I hope you will consider it. Try it out in a sentence. For example:

To follow some related arguments I’ve made, see:

Update: Here is the Huffington Post version of this post on the “Gay Marriage” news page. No one told me about the big march for homogamy/heterogamy language reform!

21 thoughts on “Homogamy: Start the presses

  1. Philip – I was really excited about this post and your article, since I focus on GLBTQ couples and relationships in my clinical work and writing. In fact I was all ready to bring it to the MFT field’s attention in an article I’m working on for Family Process, and then my co-author pointed out that it stalls out as a term when considering trans or genderqueer people.

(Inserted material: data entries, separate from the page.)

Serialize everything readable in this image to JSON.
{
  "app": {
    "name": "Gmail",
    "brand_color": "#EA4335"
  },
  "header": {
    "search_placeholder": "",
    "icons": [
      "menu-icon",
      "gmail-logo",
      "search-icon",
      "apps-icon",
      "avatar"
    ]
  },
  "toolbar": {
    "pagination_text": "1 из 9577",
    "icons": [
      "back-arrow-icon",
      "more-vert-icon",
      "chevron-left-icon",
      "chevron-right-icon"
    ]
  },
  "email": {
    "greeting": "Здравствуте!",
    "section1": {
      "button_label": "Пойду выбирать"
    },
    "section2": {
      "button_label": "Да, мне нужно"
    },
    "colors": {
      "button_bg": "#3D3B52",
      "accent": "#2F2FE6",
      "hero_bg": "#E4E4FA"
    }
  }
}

For me, “homogamy” could describe a relationship between say a trans woman and a cis woman, but I don’t know if the effort to use scientific-type terminology would de-rail that because some people want to debate whether biological sex or lived gender is more “real,” and others don’t see cis and trans people as belonging to the same genders (male/female).

    Would love to hear your thoughts – I’m stumbling around with “different sex” or “mixed sex” vs. “same sex” relationship language a lot, or “same gender” “different gender”, and don’t love them either.